Driving home after class I had a rising sense of panic as I realised that I'm on my own now. Ballet's over, and after tonight's SDC performance it will close for a few weeks too. So now I rely on my own motivation (unreliable at the best of times) to keep me stretching, doing barre at home, and going to the gym. Scary thought.
Monday, December 11, 2006
Winging It
One down, one to go.We had our end of year ballet production on the weekend. I had forgotten how much I love that atmosphere - the view from the wings, the smell of makeup, the panicky chaos backstage and then the vacuum of being onstage. The heat of all the lights. They're little trademarks that have been part of my life since I was four, and they work like a trigger for every performance memory I have.
It went almost without a glitch - performing our contemporary piece was possibly the happiest experience I've had all year. Our costumes were red and there was just a moment when the whole stage was bathed in hot, red lighting and it was like being underwater - strange, but blissful. It was a fantastic piece to dance and I think it even ranks as my favourite thing I've ever performed.

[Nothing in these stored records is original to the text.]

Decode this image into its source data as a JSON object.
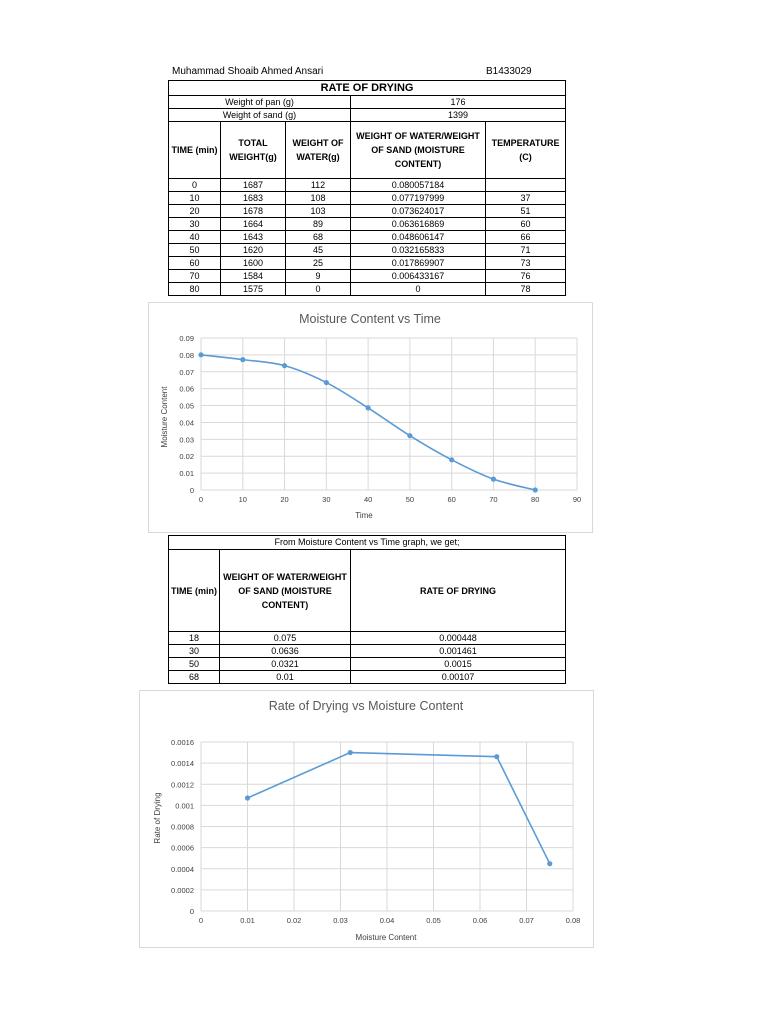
{
  "header": {
    "author": "Muhammad Shoaib Ahmed Ansari",
    "id": "B1433029"
  },
  "table1": {
    "title": "RATE OF DRYING",
    "pan_label": "Weight of pan (g)",
    "pan_value": "176",
    "sand_label": "Weight of sand (g)",
    "sand_value": "1399",
    "columns": [
      "TIME (min)",
      "TOTAL WEIGHT(g)",
      "WEIGHT OF WATER(g)",
      "WEIGHT OF WATER/WEIGHT OF SAND (MOISTURE CONTENT)",
      "TEMPERATURE (C)"
    ],
    "rows": [
      [
        "0",
        "1687",
        "112",
        "0.080057184",
        ""
      ],
      [
        "10",
        "1683",
        "108",
        "0.077197999",
        "37"
      ],
      [
        "20",
        "1678",
        "103",
        "0.073624017",
        "51"
      ],
      [
        "30",
        "1664",
        "89",
        "0.063616869",
        "60"
      ],
      [
        "40",
        "1643",
        "68",
        "0.048606147",
        "66"
      ],
      [
        "50",
        "1620",
        "45",
        "0.032165833",
        "71"
      ],
      [
        "60",
        "1600",
        "25",
        "0.017869907",
        "73"
      ],
      [
        "70",
        "1584",
        "9",
        "0.006433167",
        "76"
      ],
      [
        "80",
        "1575",
        "0",
        "0",
        "78"
      ]
    ]
  },
  "table2": {
    "title": "From Moisture Content vs Time graph, we get;",
    "columns": [
      "TIME (min)",
      "WEIGHT OF WATER/WEIGHT OF SAND (MOISTURE CONTENT)",
      "RATE OF DRYING"
    ],
    "rows": [
      [
        "18",
        "0.075",
        "0.000448"
      ],
      [
        "30",
        "0.0636",
        "0.001461"
      ],
      [
        "50",
        "0.0321",
        "0.0015"
      ],
      [
        "68",
        "0.01",
        "0.00107"
      ]
    ]
  },
  "chart_data": [
    {
      "type": "line",
      "title": "Moisture Content vs Time",
      "xlabel": "Time",
      "ylabel": "Moisture Content",
      "x": [
        0,
        10,
        20,
        30,
        40,
        50,
        60,
        70,
        80
      ],
      "series": [
        {
          "values": [
            0.080057184,
            0.077197999,
            0.073624017,
            0.063616869,
            0.048606147,
            0.032165833,
            0.017869907,
            0.006433167,
            0
          ]
        }
      ],
      "xlim": [
        0,
        90
      ],
      "ylim": [
        0,
        0.09
      ],
      "xticks": [
        "0",
        "10",
        "20",
        "30",
        "40",
        "50",
        "60",
        "70",
        "80",
        "90"
      ],
      "yticks": [
        "0",
        "0.01",
        "0.02",
        "0.03",
        "0.04",
        "0.05",
        "0.06",
        "0.07",
        "0.08",
        "0.09"
      ],
      "grid": true,
      "smooth": true,
      "color": "#5b9bd5"
    },
    {
      "type": "line",
      "title": "Rate of Drying vs Moisture Content",
      "xlabel": "Moisture Content",
      "ylabel": "Rate of Drying",
      "x": [
        0.01,
        0.0321,
        0.0636,
        0.075
      ],
      "series": [
        {
          "values": [
            0.00107,
            0.0015,
            0.001461,
            0.000448
          ]
        }
      ],
      "xlim": [
        0,
        0.08
      ],
      "ylim": [
        0,
        0.0016
      ],
      "xticks": [
        "0",
        "0.01",
        "0.02",
        "0.03",
        "0.04",
        "0.05",
        "0.06",
        "0.07",
        "0.08"
      ],
      "yticks": [
        "0",
        "0.0002",
        "0.0004",
        "0.0006",
        "0.0008",
        "0.001",
        "0.0012",
        "0.0014",
        "0.0016"
      ],
      "grid": true,
      "smooth": false,
      "color": "#5b9bd5"
    }
  ]
}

Ballet was less intense, although it was fun. We had one disasterous moment where our entrances got confused and half of us ended up entering from the wrong wing, which threw out our groupings for that whole piece and messed up the lines. But it wasn't major, and I think we rescued it. What's a performance without a screw up anyway?
Thankfully I still have the SDC concert to wean me off performing for a while - I'm already suffering minor comedown blues. I won't quite know what to do with myself after next week. I spent literally ALL day Saturday in the studio, and then all day Sunday at the theatre, and I still have rehearsals and classes all week.
Also, this was my last ever ballet performance. From next year, I'll only be performing contemporary and modern stuff - mostly I'm happy about that, since it's what I love and I'm so much happier in bare feet than en pointe. But it marks the end of an era, so I did find myself feeling a little wistful at times.
I never thought I'd be sad about saying goodbye to fairytale ballets!